“He’s a ten-thousand-year-old monster,” I said, “one who can probably mind control people. The more we look into him, the more I think he can get anything he wants.”
“Then why is he here in two-bit Crapville?” asked Nobody. “Everyone loves him, and he can have everything, and he doesn’t even have to kill people, and all he does is sit here picking his nose—”
“Wait,” I said, standing up in a rush. “That’s new—you’ve talked about Yashodh for a year and this is the first time you’ve said he doesn’t have to kill people.”
“That’s new?” Her eyes went wide and she looked down at herself as if expecting to see something different. Almost immediately she shook her head and closed her eyes, squinting them shut as she thought. “Something new … think…” She clenched her teeth with the effort. “He doesn’t kill people … he doesn’t have to kill people.…”
“Do they worship him?” I asked. If he’d set himself up as a messiah figure in a backcountry cult, maybe it was the worship itself that sustained him. “You said everyone loves him, right? Is that a means to an end, or is that the end itself?”
“That would make sense,” said Nobody, rubbing her fingers together as she spoke, staring at the wall.
“But is it true?”
“I don’t know,” she growled, “I’m trying to think.” She focused on the wall like it was a portal to the past. “Come on, brain, spit it out. He doesn’t need to kill people. Maybe he doesn’t want to kill people. Maybe he can’t kill people.”
“He gave up himself,” I said, trying to keep her thoughts focused; brainstorming new ideas wouldn’t help us, we needed to dig deeper into the handful of truths we already had.
“He gave himself up,” said Brooke. “Everybody loves him … because he gave himself up. He saved them.”
This sounded wrong. “From what?”
“From sin,” said Brooke, looking up at me. “He died for our sins.”
I shook my head. “How many of your personalities are Christian?”
“I don’t know,” she said. “Lots. I’m just talking about Jesus now, aren’t I?”
“Yashodh is not the messiah,” I said, “but he needs to convince people that he is. For … something.”
“So he can be happy,” said Brooke.
“That’s it?”
She looked at me with a frown. “What do you mean, that’s it? That’s everything.”
“The Withered are not trying to be happy,” I said, “they’re trying to gain … power, money, something. They’re trying to survive.”
“That’s what happiness is, John. It’s how we survive. It’s why.”
I sighed and rubbed my face with my hands. “Whatever.
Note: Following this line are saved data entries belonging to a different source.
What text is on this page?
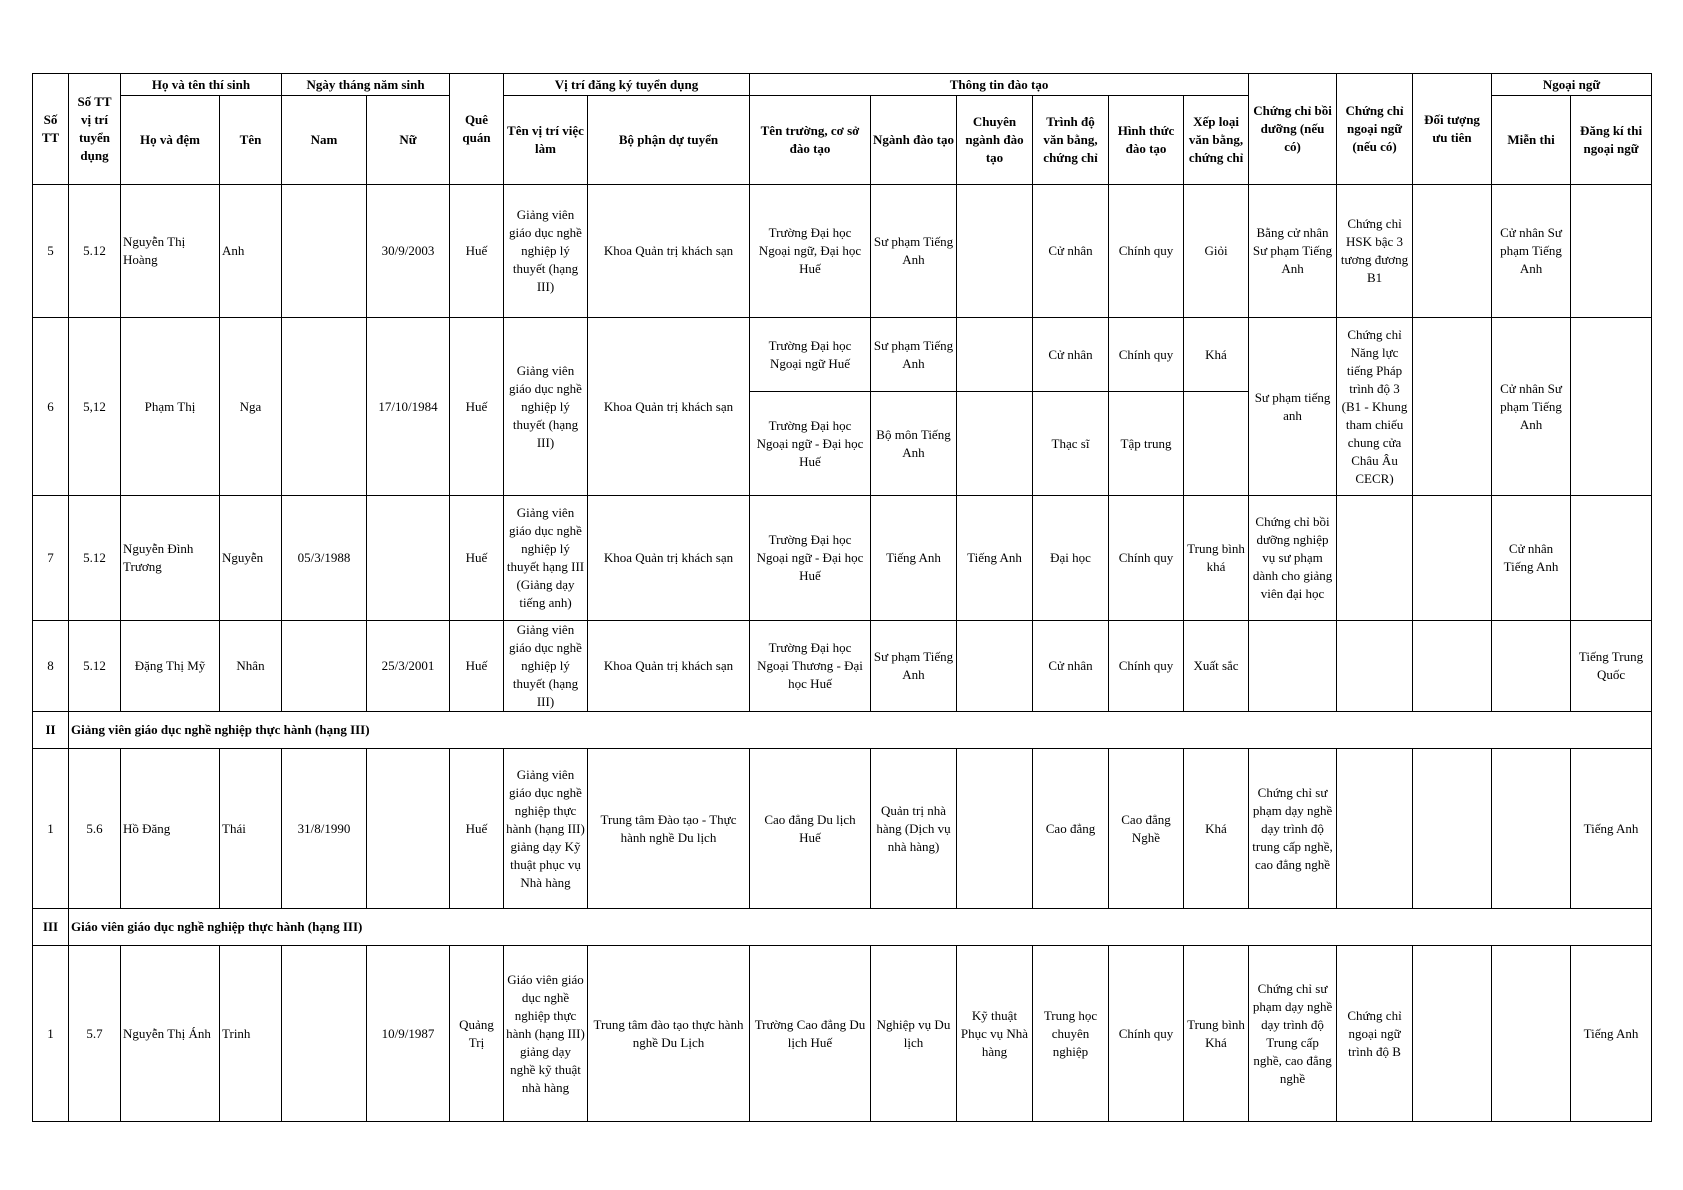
Số TT	Số TT vị trí tuyển dụng	Họ và tên thí sinh		Ngày tháng năm sinh		Quê quán	Vị trí đăng ký tuyển dụng		Thông tin đào tạo						Chứng chỉ bồi dưỡng (nếu có)	Chứng chỉ ngoại ngữ (nếu có)	Đối tượng ưu tiên	Ngoại ngữ	
		Họ và đệm	Tên	Nam	Nữ		Tên vị trí việc làm	Bộ phận dự tuyển	Tên trường, cơ sở đào tạo	Ngành đào tạo	Chuyên ngành đào tạo	Trình độ văn bằng, chứng chỉ	Hình thức đào tạo	Xếp loại văn bằng, chứng chỉ				Miễn thi	Đăng kí thi ngoại ngữ
5	5.12	Nguyễn Thị Hoàng	Anh		30/9/2003	Huế	Giảng viên giáo dục nghề nghiệp lý thuyết (hạng III)	Khoa Quản trị khách sạn	Trường Đại học Ngoại ngữ, Đại học Huế	Sư phạm Tiếng Anh		Cử nhân	Chính quy	Giỏi	Bằng cử nhân Sư phạm Tiếng Anh	Chứng chỉ HSK bậc 3 tương đương B1		Cử nhân Sư phạm Tiếng Anh	
6	5,12	Phạm Thị	Nga		17/10/1984	Huế	Giảng viên giáo dục nghề nghiệp lý thuyết (hạng III)	Khoa Quản trị khách sạn	Trường Đại học Ngoại ngữ Huế	Sư phạm Tiếng Anh		Cử nhân	Chính quy	Khá	Sư phạm tiếng anh	Chứng chỉ Năng lực tiếng Pháp trình độ 3 (B1 - Khung tham chiếu chung cửa Châu Âu CECR)		Cử nhân Sư phạm Tiếng Anh	
									Trường Đại học Ngoại ngữ - Đại học Huế	Bộ môn Tiếng Anh		Thạc sĩ	Tập trung						
7	5.12	Nguyễn Đình Trương	Nguyễn	05/3/1988		Huế	Giảng viên giáo dục nghề nghiệp lý thuyết hạng III (Giảng dạy tiếng anh)	Khoa Quản trị khách sạn	Trường Đại học Ngoại ngữ - Đại học Huế	Tiếng Anh	Tiếng Anh	Đại học	Chính quy	Trung bình khá	Chứng chỉ bồi dưỡng nghiệp vụ sư phạm dành cho giảng viên đại học			Cử nhân Tiếng Anh	
8	5.12	Đặng Thị Mỹ	Nhân		25/3/2001	Huế	Giảng viên giáo dục nghề nghiệp lý thuyết (hạng III)	Khoa Quản trị khách sạn	Trường Đại học Ngoại Thương - Đại học Huế	Sư phạm Tiếng Anh		Cử nhân	Chính quy	Xuất sắc					Tiếng Trung Quốc
II	Giảng viên giáo dục nghề nghiệp thực hành (hạng III)																		
1	5.6	Hồ Đăng	Thái	31/8/1990		Huế	Giảng viên giáo dục nghề nghiệp thực hành (hạng III) giảng dạy Kỹ thuật phục vụ Nhà hàng	Trung tâm Đào tạo - Thực hành nghề Du lịch	Cao đẳng Du lịch Huế	Quản trị nhà hàng (Dịch vụ nhà hàng)		Cao đẳng	Cao đẳng Nghề	Khá	Chứng chỉ sư phạm dạy nghề dạy trình độ trung cấp nghề, cao đẳng nghề				Tiếng Anh
III	Giáo viên giáo dục nghề nghiệp thực hành (hạng III)																		
1	5.7	Nguyễn Thị Ánh	Trinh		10/9/1987	Quảng Trị	Giáo viên giáo dục nghề nghiệp thực hành (hạng III) giảng dạy nghề kỹ thuật nhà hàng	Trung tâm đào tạo thực hành nghề Du Lịch	Trường Cao đẳng Du lịch Huế	Nghiệp vụ Du lịch	Kỹ thuật Phục vụ Nhà hàng	Trung học chuyên nghiệp	Chính quy	Trung bình Khá	Chứng chỉ sư phạm dạy nghề dạy trình độ Trung cấp nghề, cao đẳng nghề	Chứng chỉ ngoại ngữ trình độ B			Tiếng Anh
We can think on the way.” I grabbed my backpack, and looked down at Boy Dog. “Sorry, dog. You’ve got a long walk ahead.”
3
“What’s your favorite song?” asked Brooke. We’d found State Road 27 but hadn’t managed to catch a ride yet so we were just walking along—slowly, so Boy Dog could keep up.
I answered without thinking. “‘Don’t Stop Believin’,’ by Foreigner.”
Brooke laughed. “No it’s not.”
“Sure it is,” I said. “Why not?”
“The question isn’t why not,” she said. “It’s why. What on earth about that song makes you like it?”
“You say that like it’s impossible to like,” I said. “That’s one of the most popular songs of all time.”
“Is that why you picked it?”
I glanced at her. “I picked it because I like it.”
“So sing it.”
“What, right now?”
She spun slowly in the empty country road, looking at the wide fields and dusty trees that surrounded us. “Are you shy? We could sing at the top of our lungs and no one would even hear us. So prove it, big guy: if ‘Don’t Stop Believin’’ is your favorite song, sing it.”
“I don’t really sing.”
Her eyes gleamed with mischief. “Then recite the words.”
I sighed. “Fine, I don’t actually know the words.”
“Of course you don’t,” she said proudly. “You didn’t even know who sang it—it’s Journey, not Foreigner, and I should know because I went to their concerts. Several of me did.”
“They’re the same band,” I said, and then frowned. “Aren’t they?”
“They’re not the same band, they’re super different.”
“No, seriously,” I said, “isn’t it just, like, they changed their name? Like how Jefferson Airplane became Jefferson Starship.”
“Wow,” said Brooke, “you’re going all in on classic rock, aren’t you?”
“What else am I going to listen to, modern stuff? Have you heard modern stuff?”
“More than you have,” said Brooke, “which is my whole point. You don’t listen to anything, classic or modern or anything else. I’m going to guess that somebody, probably your mom, listened to classic rock all the time, so you picked the most popular one as your ‘look how normal I am’ answer if anyone ever asked.”